The Food and Drug Administration announced July 13 it approved the sale of a birth control pill without a prescription for the first time in the United States, a move that will increase the availability of oral contraception and impact ongoing debates about abortion policy post-Dobbs.
In a statement, Dr. Patrizia Cavazzoni, director of the FDA's Center for Drug Evaluation and Research, said the approval of Opill, a progestin-only pill, "marks the first time a nonprescription daily oral contraceptive will be an available option for millions of people in the United States."
"When used as directed, daily oral contraception is safe and is expected to be more effective than currently available nonprescription contraceptive methods in preventing unintended pregnancy," Cavazzoni said.
Currently, a woman seeking to use birth control pills must do so with a doctor's prescription.
While some have called for expanded access to contraception in the wake of the U.S. Supreme Court's June 2022 decision in Dobbs v. Jackson Women's Health Organization, which overturned the high court's jurisprudence on abortion as a constitutional right, others have argued that proliferating contraception without medical supervision could lead to more unintended pregnancies.

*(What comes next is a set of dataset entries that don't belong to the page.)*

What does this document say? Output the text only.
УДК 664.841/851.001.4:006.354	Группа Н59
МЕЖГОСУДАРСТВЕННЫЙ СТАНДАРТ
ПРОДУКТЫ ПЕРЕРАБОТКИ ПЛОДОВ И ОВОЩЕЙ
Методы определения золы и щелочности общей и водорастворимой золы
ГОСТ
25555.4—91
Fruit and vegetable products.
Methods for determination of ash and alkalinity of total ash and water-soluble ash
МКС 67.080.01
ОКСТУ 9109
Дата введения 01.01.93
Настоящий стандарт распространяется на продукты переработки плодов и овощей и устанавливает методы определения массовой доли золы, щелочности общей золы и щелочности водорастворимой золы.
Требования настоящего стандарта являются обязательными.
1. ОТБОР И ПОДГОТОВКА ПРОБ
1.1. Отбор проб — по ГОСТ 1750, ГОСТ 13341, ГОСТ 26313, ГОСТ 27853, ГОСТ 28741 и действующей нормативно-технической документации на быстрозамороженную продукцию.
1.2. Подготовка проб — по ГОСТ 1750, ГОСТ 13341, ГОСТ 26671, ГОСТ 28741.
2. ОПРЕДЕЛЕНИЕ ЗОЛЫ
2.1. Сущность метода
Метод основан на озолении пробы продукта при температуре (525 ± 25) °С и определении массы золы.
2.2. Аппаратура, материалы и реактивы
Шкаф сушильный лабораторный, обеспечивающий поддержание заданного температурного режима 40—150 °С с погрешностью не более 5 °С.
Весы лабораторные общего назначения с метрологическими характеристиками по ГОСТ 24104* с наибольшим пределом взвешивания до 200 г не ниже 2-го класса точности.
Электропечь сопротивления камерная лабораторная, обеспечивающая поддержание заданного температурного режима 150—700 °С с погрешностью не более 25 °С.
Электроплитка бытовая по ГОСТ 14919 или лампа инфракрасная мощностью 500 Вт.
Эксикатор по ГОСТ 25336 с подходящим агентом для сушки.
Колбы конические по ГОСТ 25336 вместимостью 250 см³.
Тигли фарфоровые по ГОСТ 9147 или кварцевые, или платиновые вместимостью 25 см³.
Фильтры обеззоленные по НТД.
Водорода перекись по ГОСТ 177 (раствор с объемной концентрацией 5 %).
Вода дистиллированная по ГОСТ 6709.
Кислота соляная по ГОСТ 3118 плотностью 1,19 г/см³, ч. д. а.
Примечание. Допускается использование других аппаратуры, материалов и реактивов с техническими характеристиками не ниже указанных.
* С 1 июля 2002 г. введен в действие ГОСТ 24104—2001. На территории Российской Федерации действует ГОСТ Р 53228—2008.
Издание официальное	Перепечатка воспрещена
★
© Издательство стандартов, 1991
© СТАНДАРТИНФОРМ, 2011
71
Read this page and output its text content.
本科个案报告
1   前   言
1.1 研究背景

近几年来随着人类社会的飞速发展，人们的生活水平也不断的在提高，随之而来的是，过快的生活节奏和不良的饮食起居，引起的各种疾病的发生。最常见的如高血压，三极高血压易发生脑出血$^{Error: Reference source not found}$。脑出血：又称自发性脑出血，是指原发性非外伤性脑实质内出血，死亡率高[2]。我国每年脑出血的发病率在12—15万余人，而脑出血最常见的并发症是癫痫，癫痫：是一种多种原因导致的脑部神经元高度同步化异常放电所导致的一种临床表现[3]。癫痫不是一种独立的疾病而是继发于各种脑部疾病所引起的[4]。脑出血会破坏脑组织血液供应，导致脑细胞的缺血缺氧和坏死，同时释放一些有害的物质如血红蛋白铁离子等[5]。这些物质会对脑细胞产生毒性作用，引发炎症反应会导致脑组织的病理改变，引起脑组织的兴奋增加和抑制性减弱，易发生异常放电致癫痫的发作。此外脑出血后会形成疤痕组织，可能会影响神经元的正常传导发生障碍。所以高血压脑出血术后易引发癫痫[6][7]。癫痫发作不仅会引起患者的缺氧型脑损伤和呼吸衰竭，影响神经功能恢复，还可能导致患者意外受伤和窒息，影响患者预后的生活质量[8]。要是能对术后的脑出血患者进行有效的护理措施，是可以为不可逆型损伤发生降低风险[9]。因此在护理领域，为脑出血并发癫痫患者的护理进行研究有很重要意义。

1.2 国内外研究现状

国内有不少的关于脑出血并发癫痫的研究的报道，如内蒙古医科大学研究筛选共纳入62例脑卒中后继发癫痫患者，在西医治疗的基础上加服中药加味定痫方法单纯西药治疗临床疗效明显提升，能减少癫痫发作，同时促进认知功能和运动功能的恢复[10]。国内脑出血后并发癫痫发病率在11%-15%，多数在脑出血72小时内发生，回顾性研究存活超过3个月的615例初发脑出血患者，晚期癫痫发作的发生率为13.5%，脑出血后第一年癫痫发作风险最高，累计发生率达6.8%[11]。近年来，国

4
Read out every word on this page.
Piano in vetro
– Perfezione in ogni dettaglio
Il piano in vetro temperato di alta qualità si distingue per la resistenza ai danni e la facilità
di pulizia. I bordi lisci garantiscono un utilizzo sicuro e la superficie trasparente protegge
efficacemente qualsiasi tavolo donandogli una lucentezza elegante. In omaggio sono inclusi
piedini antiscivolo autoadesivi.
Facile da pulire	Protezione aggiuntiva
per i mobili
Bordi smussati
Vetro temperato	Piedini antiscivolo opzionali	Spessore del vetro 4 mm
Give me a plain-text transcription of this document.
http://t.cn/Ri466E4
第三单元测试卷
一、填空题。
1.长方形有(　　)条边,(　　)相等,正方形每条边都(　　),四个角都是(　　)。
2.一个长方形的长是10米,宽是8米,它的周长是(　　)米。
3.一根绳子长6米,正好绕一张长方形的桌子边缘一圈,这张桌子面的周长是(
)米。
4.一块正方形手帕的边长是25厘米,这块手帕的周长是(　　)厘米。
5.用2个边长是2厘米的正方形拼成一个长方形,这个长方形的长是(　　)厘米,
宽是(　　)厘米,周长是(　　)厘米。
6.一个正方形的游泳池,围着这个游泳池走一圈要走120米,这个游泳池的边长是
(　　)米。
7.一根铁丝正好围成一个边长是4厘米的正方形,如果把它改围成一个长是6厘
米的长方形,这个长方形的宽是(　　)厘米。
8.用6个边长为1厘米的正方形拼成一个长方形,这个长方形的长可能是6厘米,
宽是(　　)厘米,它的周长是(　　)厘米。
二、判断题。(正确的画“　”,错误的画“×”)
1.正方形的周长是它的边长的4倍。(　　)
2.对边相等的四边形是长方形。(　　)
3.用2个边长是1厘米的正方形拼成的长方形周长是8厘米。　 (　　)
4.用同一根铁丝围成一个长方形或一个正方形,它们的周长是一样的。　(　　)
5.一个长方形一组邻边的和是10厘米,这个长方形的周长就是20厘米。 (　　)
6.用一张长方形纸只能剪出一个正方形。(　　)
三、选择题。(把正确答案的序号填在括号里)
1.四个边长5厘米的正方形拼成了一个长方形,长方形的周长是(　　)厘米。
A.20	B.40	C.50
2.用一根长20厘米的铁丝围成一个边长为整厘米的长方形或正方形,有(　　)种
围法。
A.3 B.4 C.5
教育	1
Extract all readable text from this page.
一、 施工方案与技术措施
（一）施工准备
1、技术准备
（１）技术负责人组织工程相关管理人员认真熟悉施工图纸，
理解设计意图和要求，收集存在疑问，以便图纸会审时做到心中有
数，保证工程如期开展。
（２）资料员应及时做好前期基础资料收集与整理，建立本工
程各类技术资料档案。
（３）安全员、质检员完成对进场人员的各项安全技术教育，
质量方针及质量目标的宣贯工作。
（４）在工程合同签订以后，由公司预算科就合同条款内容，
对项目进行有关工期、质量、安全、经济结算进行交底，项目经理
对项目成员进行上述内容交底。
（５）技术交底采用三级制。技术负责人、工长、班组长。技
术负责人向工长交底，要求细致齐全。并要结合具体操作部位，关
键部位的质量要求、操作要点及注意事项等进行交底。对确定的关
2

In a guide about the church's teaching on issues including contraception, the National Catholic Bioethics Center describes contraception as "any action that is specifically intended, whether as an end or as a means, to prevent procreation either before, at the moment of, or after sexual intercourse."
While contraception "is never to be directly intended," the guide states, its use for "therapeutic means needed to cure diseases is not illicit, even if it results in a foreseeable impediment to procreation -- provided the impediment is not directly intended for any motive whatsoever."
The Catechism of the Catholic Church teaches that unlike contraception, "the methods of birth regulation based on self-observation and the use of infertile periods, is in conformity with the objective criteria of morality." These are known as fertility-based awareness methods of family planning; the methods are sometimes collectively referred to as natural family planning.
Opill is expected to be available for retail sale in the U.S. in the first quarter of 2024, its maker, Perrigo, said in a statement.
The FDA said the most common side effects of Opill include irregular bleeding, headaches, dizziness, nausea, increased appetite, abdominal pain, cramps and bloating; and the drug should not be used by those who have or have ever had breast cancer.
Bishop Robert E. Barron of Winona-Rochester, Minnesota, chairman of the U.S. Conference of Catholic Bishops' Committee on Laity, Marriage, Family Life and Youth, said in a statement that the oral contraceptive announcement "flies in the face of responsible medical practice and concerns for women's health."
"Claims that the benefits of this action outweigh the risks are unfounded, especially in light of strong evidence of the many harmful risks of hormonal contraception to women’s health," the bishop said. "Allowing this hormonal contraception to be dispensed 'over the counter' -- without the supervision of a doctor and contrary to the mounting evidence of many harmful side effects -- violates the Hippocratic Oath by putting the health of women at grave risk."